Das Familiengericht kann somit je nach tatsachenwissenschaftlich zu klärender Beweisfragen eine/einen passende/passenden Sachverständige*n bestellen. Diese/dieser wird mit der Bestellung zum weisungsgebundenen Hilfsorgan des Gerichts (§ 404a Abs. 1 ZPO; näher Familienpsychologische Sachverständigengutachten im Kinderschutz [Kap. 39]). Rechtsfragen sind von Sachverständigen nicht zu klären. Bei entsprechenden Aufträgen haben sie die juristischen Fragen in handhabbare psychologische Fragestellungen umzuformulieren.
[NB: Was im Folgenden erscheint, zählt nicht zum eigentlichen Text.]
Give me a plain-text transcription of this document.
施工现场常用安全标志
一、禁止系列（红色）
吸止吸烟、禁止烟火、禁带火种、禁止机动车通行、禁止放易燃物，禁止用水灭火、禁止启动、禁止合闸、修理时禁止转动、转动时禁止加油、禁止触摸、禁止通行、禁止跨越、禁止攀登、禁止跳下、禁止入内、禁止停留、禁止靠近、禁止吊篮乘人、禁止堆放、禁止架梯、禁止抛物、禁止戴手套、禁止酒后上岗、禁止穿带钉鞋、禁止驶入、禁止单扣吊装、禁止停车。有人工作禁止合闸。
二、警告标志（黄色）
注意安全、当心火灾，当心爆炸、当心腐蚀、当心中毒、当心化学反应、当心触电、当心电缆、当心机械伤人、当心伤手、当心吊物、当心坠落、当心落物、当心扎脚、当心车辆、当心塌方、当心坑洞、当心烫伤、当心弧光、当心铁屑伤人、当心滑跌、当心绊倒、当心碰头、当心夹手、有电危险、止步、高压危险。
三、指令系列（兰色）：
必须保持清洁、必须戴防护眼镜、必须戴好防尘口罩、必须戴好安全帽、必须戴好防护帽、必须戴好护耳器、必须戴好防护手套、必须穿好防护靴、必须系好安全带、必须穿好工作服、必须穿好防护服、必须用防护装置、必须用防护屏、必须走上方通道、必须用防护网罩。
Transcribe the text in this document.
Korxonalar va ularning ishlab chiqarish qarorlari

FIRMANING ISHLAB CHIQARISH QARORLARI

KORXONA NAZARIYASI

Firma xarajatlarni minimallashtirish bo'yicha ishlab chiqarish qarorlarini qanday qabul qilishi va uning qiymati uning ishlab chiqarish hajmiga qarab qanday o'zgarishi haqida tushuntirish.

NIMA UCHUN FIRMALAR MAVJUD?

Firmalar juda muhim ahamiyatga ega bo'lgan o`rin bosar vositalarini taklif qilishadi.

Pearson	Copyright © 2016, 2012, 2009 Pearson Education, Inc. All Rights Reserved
Für die Bearbeitung hat eine Arbeitsgruppe im Bundesministerium der Justiz und für Verbraucherschutz (BMJV) Mindestanforderungen an die Qualität von Sachverständigengutachten im Kindschaftsrecht erarbeitet (BMJV 2019). Danach begutachten Sachverständige im Kindschaftsrecht in der Regel ein Zusammenwirken von mindestens zwei Personen (mindestens einem Elternteil und einem Kind). Gerade in Kinderschutzverfahren kann auch das weitere Umfeld miteinzubeziehen sein, so das familiäre Umfeld, aber auch das Jugendamt und die/der Verfahrensbeistand*Verfahrensbeiständin. Datenschutzrechtlich steht dem in der Regel nichts entgegen (s. a. Praxisfragen zur Schweigepflicht und zum Datenschutz im Kinderschutzverfahren [Kap. 42]). Wollen Gerichte von den Wertungen eines Sachverständigengutachtens abweichen, bedarf dies einer sorgfältigen Begründung (siehe etwa BVerfG 3.2.2017 – 1 BvR 2569/16), was den Sachverständigengutachten häufig besonderes Gewicht verleiht. In jedem Fall hat das Familiengericht das Gutachten zu bewerten und zu prüfen, inwieweit die Ausführungen Grundlage der Entscheidung sein können.

8 Ringen um Schutz und Hilfe für Kinder

Die handelnden Akteur*innen im familiengerichtlichen Kinderschutzverfahren sind sich der Tragweite und Verantwortung ihres Handelns regelmäßig sehr bewusst. Sie ringen mit sich um möglichst treffende Einschätzungen und miteinander um Deutungsmacht über das Kindeswohl. Klarheit über die eigenen Aufgaben und die Rolle im familiengerichtlichen Verfahren sowie über diejenige der Anderen, kann dabei helfen, dieses Ringen nicht in ein Gegen- oder Nebeneinander, sondern in ein funktionales Zusammenwirken zu bringen (s. a. Einschätzungsunterschiede konstruktiv ins Gespräch bringen [Kap. 44]).